No. 27 – Northwestern Wildcats
- Position: Running back
- Class: Redshirt Senior

Personal information
- Born: July 28, 2003 (age 23) Louisiana, U.S.
- Listed height: 6 ft 0 in (1.83 m)
- Listed weight: 205 lb (93 kg)

Career information
- High school: Valor Christian (Highlands Ranch, Colorado)
- College: Oklahoma (2022–2024); Florida State (2025); Northwestern (2026–present);
- Stats at ESPN

= Gavin Sawchuk =

American football player (born 2003)

Gavin Sawchuk (born July 28, 2003) is an American college football running back for the Northwestern Wildcats. He previously played for the Oklahoma Sooners and Florida State Seminoles.

==Early life==
Sawchuk attended Valor Christian High School in Highlands Ranch, Colorado. He rushed for 2,004 yards with 28 touchdowns as a senior and had 1,239 yards and 17 touchdowns as a junior.

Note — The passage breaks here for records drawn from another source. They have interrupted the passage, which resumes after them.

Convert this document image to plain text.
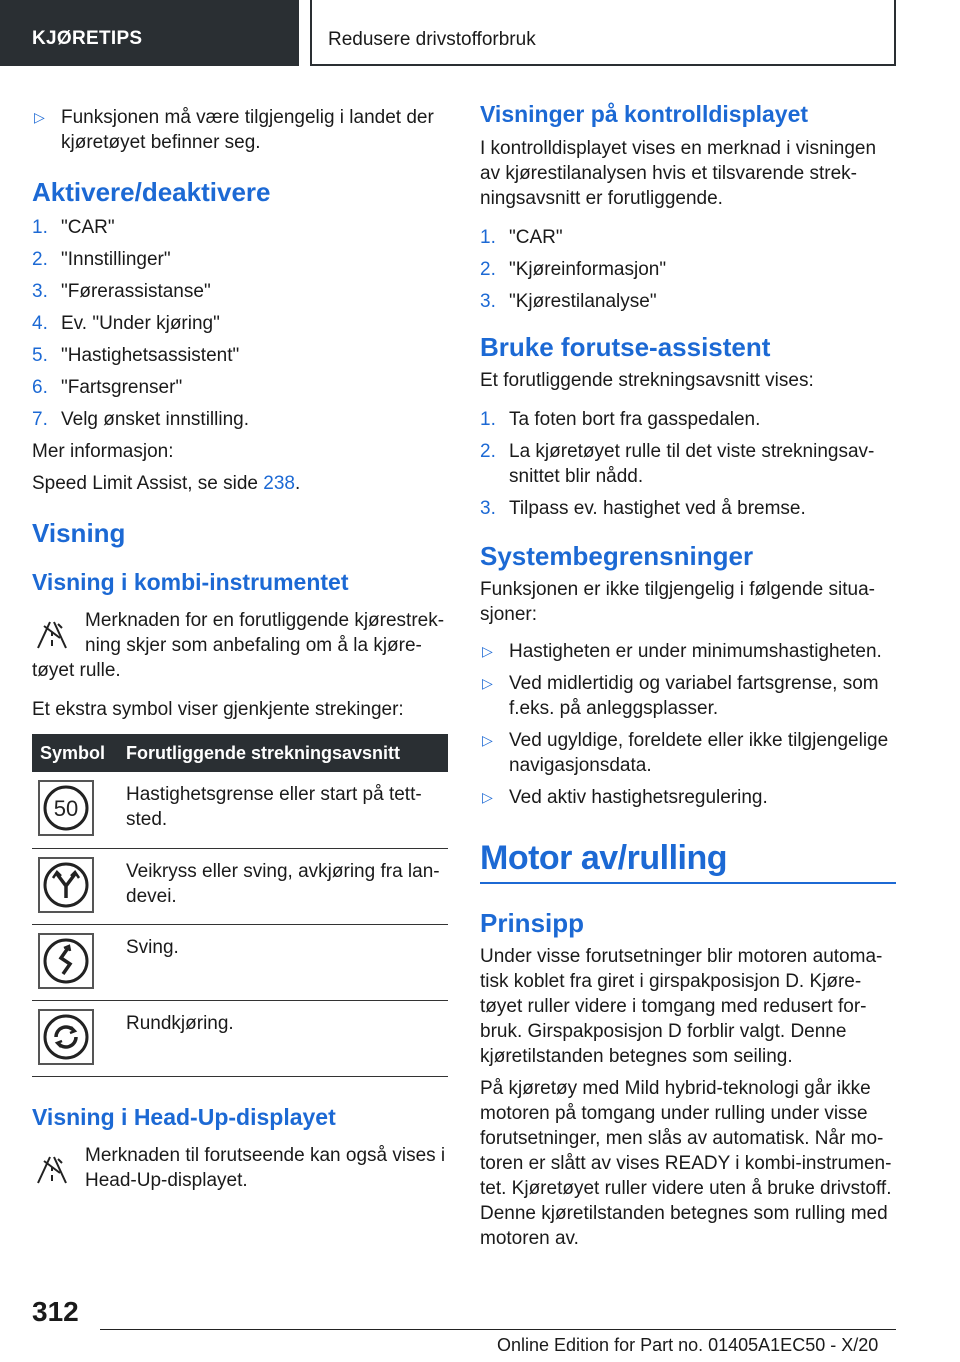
KJØRETIPS	Redusere drivstofforbruk
▷ Funksjonen må være tilgjengelig i landet der kjøretøyet befinner seg.
Aktivere/deaktivere
1. "CAR"
2. "Innstillinger"
3. "Førerassistanse"
4. Ev. "Under kjøring"
5. "Hastighetsassistent"
6. "Fartsgrenser"
7. Velg ønsket innstilling.
Mer informasjon:
Speed Limit Assist, se side 238.
Visning
Visning i kombi-instrumentet
Merknaden for en forutliggende kjørestrek-
ning skjer som anbefaling om å la kjøre-
tøyet rulle.
Et ekstra symbol viser gjenkjente strekinger:
Symbol	Forutliggende strekningsavsnitt

50	Hastighetsgrense eller start på tett-sted.

	Veikryss eller sving, avkjøring fra lan-devei.

	Sving.

	Rundkjøring.
Visning i Head-Up-displayet
Merknaden til forutseende kan også vises i Head-Up-displayet.
Visninger på kontrolldisplayet
I kontrolldisplayet vises en merknad i visningen av kjørestilanalysen hvis et tilsvarende strek-ningsavsnitt er forutliggende.
1. "CAR"
2. "Kjøreinformasjon"
3. "Kjørestilanalyse"
Bruke forutse-assistent
Et forutliggende strekningsavsnitt vises:
1. Ta foten bort fra gasspedalen.
2. La kjøretøyet rulle til det viste strekningsav-snittet blir nådd.
3. Tilpass ev. hastighet ved å bremse.
Systembegrensninger
Funksjonen er ikke tilgjengelig i følgende situa-sjoner:
▷ Hastigheten er under minimumshastigheten.
▷ Ved midlertidig og variabel fartsgrense, som f.eks. på anleggsplasser.
▷ Ved ugyldige, foreldete eller ikke tilgjengelige navigasjonsdata.
▷ Ved aktiv hastighetsregulering.
Motor av/rulling
Prinsipp
Under visse forutsetninger blir motoren automa-tisk koblet fra giret i girspakposisjon D. Kjøre-tøyet ruller videre i tomgang med redusert for-bruk. Girspakposisjon D forblir valgt. Denne kjøretilstanden betegnes som seiling.
På kjøretøy med Mild hybrid-teknologi går ikke motoren på tomgang under rulling under visse forutsetninger, men slås av automatisk. Når mo-toren er slått av vises READY i kombi-instrumen-tet. Kjøretøyet ruller videre uten å bruke drivstoff. Denne kjøretilstanden betegnes som rulling med motoren av.
312
Online Edition for Part no. 01405A1EC50 - X/20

He was named the Colorado Gatorade Football Player of the Year both of those seasons. He finished his career with 5,724 yards and 85 total touchdowns. Sawchuk committed to the University of Oklahoma to play college football.

==College career==
===Oklahoma===
As a true freshman at Oklahoma in 2022, Sawchuk played in two games and redshirted. He had 17 carries for 105 yards and two touchdowns, with the majority of his playing time coming in the 2022 Cheez-It Bowl. He earned more playing time throughout his redshirt freshman year in 2023. In his red-shirt freshmen season Sawchuk Earned honorable mention All-Big 12 acclaim, has played in 11 games and started each of last six, leads team with 610 rushing yards and 105 carries (team-high 5.8 yards per rush) and paces team’s running backs with eight rushing touchdowns, and has also tallied 11 receptions for 52 yards.

On April 25, 2025, Sawchuk entered the transfer portal.

===Florida State===
On May 4, 2025, Sawchuk committed to the Florida State Seminoles.